MediaAnalyzer Blog
19Jul/110

Der positive Effekt von negativen Nachrichten

Susanne Krämer

Ob bei der Wirkung von Printanzeigen, Plakaten, Online- oder TV-Werbungdie Botschaft spielt immer eine entscheidende Rolle. Möglichst perfekt soll es sein, das beworbene Produkt, ohne Haken, ohne Macke und vor allem besser als andere. Ich möchte nichts Negatives hören, über das was ich kaufe. Sie vielleicht?

Forscher der Stanford und Tel Aviv Universität haben jetzt in einer aktuellen Studie herausgefunden, dass Konsumenten ein Produkt eher kaufen, wenn es als nicht zu perfekt beworben wird. Erhalten Verbraucher minimale negative Informationen zu einer sonst attraktiven Produktbeschreibung, stärkt das ihren positiven Eindruck vom Produkt.

Dieses Ergebnis könnte entscheidende Auswirkungen auf Online-Werbung oder auch auf  face-to-face Verkaufsprozesse haben, so Baba Shiv und Zakary Törmälä von der Stanford Graduate School of Business.

Es gibt Dinge, die brauchen einen Haken.

Foto: Andreas Infurna / aboutpixel.de

In ihrer Studie untersuchten die Autoren verschiedene Verbraucher-Gruppen. Sie legten ihnen entweder ausschließlich positive oder positiv/negativ gemischte Informationen über Wanderschuhe, Schokoriegel und Champagnergläser vor. Im Ergebnis reagierten die Teilnehmer am besten auf die Produkte, über die es auch vereinzelte negative Informationen gab.

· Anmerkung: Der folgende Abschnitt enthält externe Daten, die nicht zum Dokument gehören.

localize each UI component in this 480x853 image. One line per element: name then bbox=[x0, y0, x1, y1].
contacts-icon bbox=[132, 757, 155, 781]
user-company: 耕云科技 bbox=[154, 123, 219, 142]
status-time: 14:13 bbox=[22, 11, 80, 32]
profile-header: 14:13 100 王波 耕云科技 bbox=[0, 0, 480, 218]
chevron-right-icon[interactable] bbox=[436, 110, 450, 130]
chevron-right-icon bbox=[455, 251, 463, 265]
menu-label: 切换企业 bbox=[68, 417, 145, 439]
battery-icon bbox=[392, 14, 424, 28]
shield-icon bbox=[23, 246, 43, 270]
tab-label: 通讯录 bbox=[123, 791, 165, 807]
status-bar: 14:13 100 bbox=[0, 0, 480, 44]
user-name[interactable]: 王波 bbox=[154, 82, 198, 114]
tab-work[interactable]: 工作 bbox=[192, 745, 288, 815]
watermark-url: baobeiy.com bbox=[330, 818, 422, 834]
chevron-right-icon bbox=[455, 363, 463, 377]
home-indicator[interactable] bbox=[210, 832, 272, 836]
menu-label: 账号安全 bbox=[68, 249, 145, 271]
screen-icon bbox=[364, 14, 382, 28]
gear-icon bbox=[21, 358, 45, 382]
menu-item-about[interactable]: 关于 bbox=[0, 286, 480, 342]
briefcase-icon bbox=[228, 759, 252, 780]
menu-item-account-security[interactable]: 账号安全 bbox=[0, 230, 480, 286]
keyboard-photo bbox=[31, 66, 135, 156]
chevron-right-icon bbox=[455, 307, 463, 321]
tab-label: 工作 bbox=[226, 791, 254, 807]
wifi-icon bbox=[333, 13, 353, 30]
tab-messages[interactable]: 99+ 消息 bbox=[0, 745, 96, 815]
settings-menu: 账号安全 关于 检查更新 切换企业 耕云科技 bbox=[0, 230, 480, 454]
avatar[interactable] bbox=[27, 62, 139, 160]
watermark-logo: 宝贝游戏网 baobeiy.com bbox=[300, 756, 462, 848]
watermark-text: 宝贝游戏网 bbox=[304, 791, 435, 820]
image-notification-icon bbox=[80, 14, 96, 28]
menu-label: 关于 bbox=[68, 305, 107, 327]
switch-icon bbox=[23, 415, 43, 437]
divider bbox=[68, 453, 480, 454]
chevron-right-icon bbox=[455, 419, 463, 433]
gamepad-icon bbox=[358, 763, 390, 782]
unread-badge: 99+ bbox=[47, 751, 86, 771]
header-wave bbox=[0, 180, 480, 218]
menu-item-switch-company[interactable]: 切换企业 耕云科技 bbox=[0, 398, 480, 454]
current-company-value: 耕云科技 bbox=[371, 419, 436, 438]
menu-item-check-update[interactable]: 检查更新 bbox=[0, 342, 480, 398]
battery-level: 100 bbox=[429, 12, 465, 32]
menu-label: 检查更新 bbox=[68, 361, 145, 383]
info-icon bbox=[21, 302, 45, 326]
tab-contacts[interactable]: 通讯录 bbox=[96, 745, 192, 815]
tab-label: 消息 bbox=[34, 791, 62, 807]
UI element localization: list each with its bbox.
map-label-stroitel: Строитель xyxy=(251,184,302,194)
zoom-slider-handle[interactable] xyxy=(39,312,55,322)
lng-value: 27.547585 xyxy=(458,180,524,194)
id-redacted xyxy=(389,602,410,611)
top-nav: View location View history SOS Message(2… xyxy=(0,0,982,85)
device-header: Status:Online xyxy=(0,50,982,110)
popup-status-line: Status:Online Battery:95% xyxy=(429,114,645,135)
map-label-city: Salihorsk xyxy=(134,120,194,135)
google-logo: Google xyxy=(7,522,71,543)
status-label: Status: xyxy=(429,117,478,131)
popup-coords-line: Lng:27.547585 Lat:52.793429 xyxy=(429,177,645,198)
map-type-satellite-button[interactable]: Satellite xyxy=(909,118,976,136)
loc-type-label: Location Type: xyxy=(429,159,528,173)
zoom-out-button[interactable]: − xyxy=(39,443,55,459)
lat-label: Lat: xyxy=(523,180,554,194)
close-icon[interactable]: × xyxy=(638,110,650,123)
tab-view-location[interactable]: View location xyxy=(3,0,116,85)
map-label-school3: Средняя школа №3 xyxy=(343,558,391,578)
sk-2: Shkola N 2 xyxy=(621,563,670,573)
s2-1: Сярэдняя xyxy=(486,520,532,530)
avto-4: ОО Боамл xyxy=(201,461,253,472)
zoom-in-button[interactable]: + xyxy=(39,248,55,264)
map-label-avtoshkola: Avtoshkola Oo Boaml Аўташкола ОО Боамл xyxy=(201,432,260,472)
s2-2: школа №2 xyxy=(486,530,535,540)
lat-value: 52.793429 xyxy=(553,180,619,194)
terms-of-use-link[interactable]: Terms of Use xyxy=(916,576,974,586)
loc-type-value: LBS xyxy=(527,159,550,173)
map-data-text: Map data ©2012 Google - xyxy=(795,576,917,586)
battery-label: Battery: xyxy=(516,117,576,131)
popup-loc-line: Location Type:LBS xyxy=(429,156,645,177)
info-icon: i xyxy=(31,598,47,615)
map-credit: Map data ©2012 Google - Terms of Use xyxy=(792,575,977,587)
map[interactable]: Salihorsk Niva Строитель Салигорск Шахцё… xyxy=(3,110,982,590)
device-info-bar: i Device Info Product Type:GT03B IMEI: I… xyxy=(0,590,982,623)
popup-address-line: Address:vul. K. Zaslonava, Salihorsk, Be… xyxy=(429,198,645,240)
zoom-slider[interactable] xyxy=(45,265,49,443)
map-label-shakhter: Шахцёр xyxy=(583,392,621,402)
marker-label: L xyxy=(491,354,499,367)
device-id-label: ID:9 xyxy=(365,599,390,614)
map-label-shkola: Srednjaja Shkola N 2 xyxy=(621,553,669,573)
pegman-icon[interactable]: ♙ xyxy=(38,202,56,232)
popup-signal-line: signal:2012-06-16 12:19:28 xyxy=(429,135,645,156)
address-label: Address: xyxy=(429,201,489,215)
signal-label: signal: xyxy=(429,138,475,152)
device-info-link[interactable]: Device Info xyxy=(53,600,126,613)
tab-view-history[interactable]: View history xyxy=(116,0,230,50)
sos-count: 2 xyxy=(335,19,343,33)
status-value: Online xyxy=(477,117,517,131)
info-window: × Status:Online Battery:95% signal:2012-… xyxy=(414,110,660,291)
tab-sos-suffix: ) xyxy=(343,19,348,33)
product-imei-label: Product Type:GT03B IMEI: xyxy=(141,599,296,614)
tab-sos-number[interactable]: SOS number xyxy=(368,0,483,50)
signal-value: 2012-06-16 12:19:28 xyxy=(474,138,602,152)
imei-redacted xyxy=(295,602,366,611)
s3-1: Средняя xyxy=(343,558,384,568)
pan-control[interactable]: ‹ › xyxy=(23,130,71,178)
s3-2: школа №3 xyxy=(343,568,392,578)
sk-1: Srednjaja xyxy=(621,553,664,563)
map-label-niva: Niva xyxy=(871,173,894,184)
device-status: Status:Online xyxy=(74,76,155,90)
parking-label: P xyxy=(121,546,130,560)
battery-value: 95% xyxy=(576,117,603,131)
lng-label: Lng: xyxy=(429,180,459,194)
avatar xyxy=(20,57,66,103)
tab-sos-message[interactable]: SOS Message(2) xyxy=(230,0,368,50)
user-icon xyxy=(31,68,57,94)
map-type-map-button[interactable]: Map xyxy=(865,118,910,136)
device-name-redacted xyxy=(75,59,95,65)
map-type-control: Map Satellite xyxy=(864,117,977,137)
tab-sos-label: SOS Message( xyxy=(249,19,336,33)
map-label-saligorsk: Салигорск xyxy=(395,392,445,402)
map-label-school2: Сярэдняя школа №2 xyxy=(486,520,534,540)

Eine der Studien wurde an einem heißen Sommertag durchgeführt. Auf einem Unicampus wurde Studenten Schokolade zum Verkauf angeboten. Die Schokolade wurde geschmacklich attraktiv beschrieben, sie war schön gekühlt und wurde mit einem Rabatt von 50% verkauft. Alle Studenten erhielten die gleichen positiven Informationen, aber einigen von ihnen wurde gesagt, dass die einzelnen Riegel zerbrochen sind – was eine vertretbare negative Nachricht ist.

Einige Studenten wurden angesprochen  bevor sie einen Test schrieben, andere als sie entspannt auf dem Unicampus herumliefen.

Die Forscher fanden heraus, dass die Teilnehmer die Schokolade häufiger kauften, die die leicht negative Information erhielten.

Allerdings tritt der beschriebene Effekt nur auf, wenn der Teilnehmer abgelenkt ist und  wenn die negativen Informationen nicht vor den positiven gelernt werden. Folgen sie nach der Vorstellung des Produkthighlights, wird das Produkt insgesamt positiver wahrgenommen.

Das Betrachten von Onlinewerbung geschieht meist in einem „ablenkenden Umfeld“ – ob ihre künftige Gestaltung durch dieses Ergebnis beeinflusst wird?